Des réformes nécessaires à la compétitivité
Le président d'Assolombarda poursuit avec un appel clair : « Pour faire face aux défis des transitions et rivaliser avec les États-Unis et la Chine, nous avons besoin d'un fonds commun au niveau européen». Spada appelle à un changement radical dans la manière dont l'Union européenne aborde les défis industriels et énergétiques, arguant que le nucléaire représente une solution fondamentale pour l'indépendance énergétique du pays : « cela apportera des bénéfices économiques et d'emploi ». Il a souligné l’urgence de développer un cadre juridique clair et d’investir dans des installations à petite échelle, affirmant que « sans énergie, il n’y a pas d’intelligence artificielle, la bureaucratie est un obstacle au développement technologique ».

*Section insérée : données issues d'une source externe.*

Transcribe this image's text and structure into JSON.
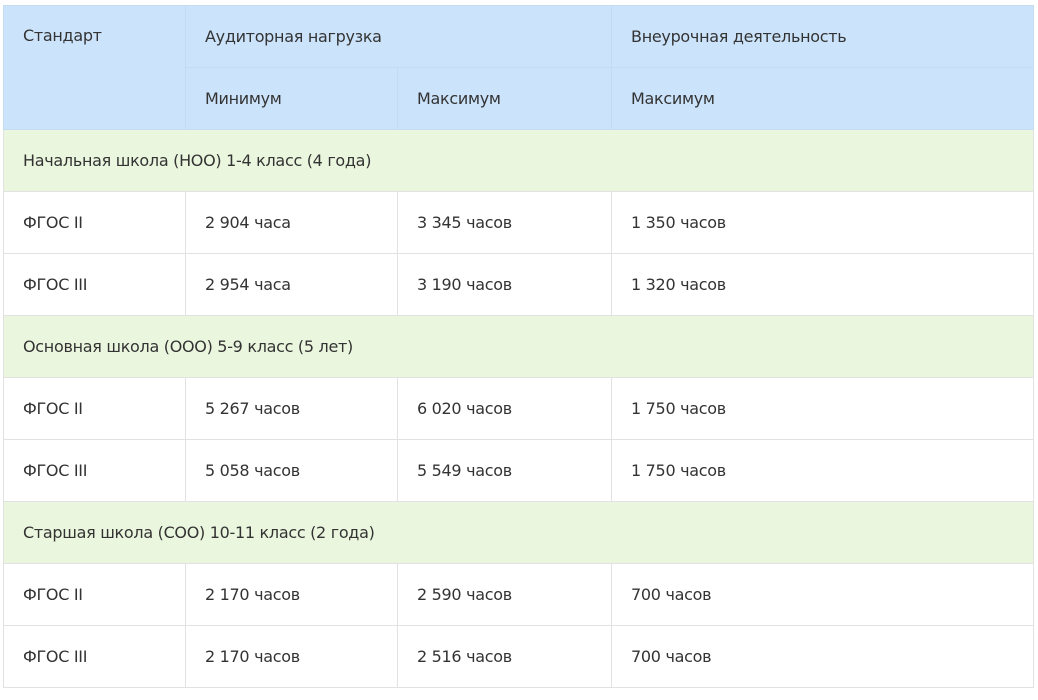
{
  "header": {
    "standard": "Стандарт",
    "classroom": "Аудиторная нагрузка",
    "extracurricular": "Внеурочная деятельность",
    "min": "Минимум",
    "max": "Максимум",
    "max2": "Максимум"
  },
  "groups": [
    {
      "title": "Начальная школа (НОО) 1-4 класс (4 года)",
      "rows": [
        {
          "standard": "ФГОС II",
          "min": "2 904 часа",
          "max": "3 345 часов",
          "extra": "1 350 часов"
        },
        {
          "standard": "ФГОС III",
          "min": "2 954 часа",
          "max": "3 190 часов",
          "extra": "1 320 часов"
        }
      ]
    },
    {
      "title": "Основная школа (ООО) 5-9 класс (5 лет)",
      "rows": [
        {
          "standard": "ФГОС II",
          "min": "5 267 часов",
          "max": "6 020 часов",
          "extra": "1 750 часов"
        },
        {
          "standard": "ФГОС III",
          "min": "5 058 часов",
          "max": "5 549 часов",
          "extra": "1 750 часов"
        }
      ]
    },
    {
      "title": "Старшая школа (СОО) 10-11 класс (2 года)",
      "rows": [
        {
          "standard": "ФГОС II",
          "min": "2 170 часов",
          "max": "2 590 часов",
          "extra": "700 часов"
        },
        {
          "standard": "ФГОС III",
          "min": "2 170 часов",
          "max": "2 516 часов",
          "extra": "700 часов"
        }
      ]
    }
  ]
}
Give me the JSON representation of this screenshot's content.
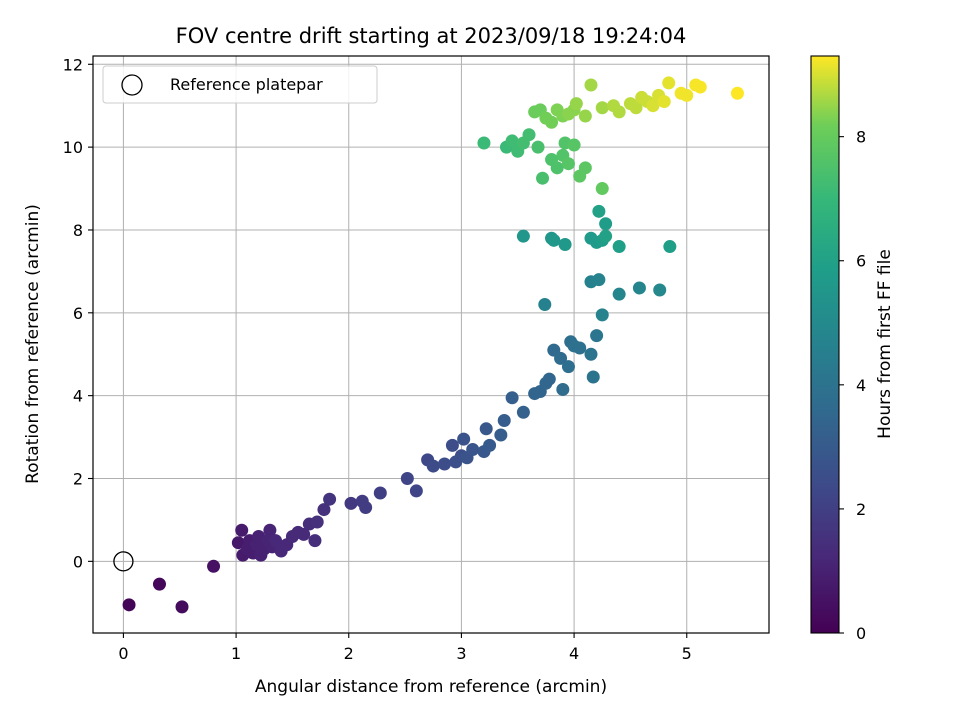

Le président d'Assolombarda a également parlé de la nécessité d'un réforme antitrust, nous exhortant à « aller au-delà d’une approche centrée sur le consommateur qui n’existe qu’en théorie ». Ce changement de direction serait essentiel pour promouvoir la compétitivité européenne dans le contexte mondial.
Spada a conclu son discours par un appel fort et clair : « Ils sont nécessaires investissements: nous ne pouvons pas nous arrêter maintenant, il est temps de courir davantage." Il a attiré l'attention sur la nécessité d'utiliser efficacement ressources du Pnrr et de mettre en œuvre le « décret Sauver Milan » lever les obstacles qui freinent le développement de la ville.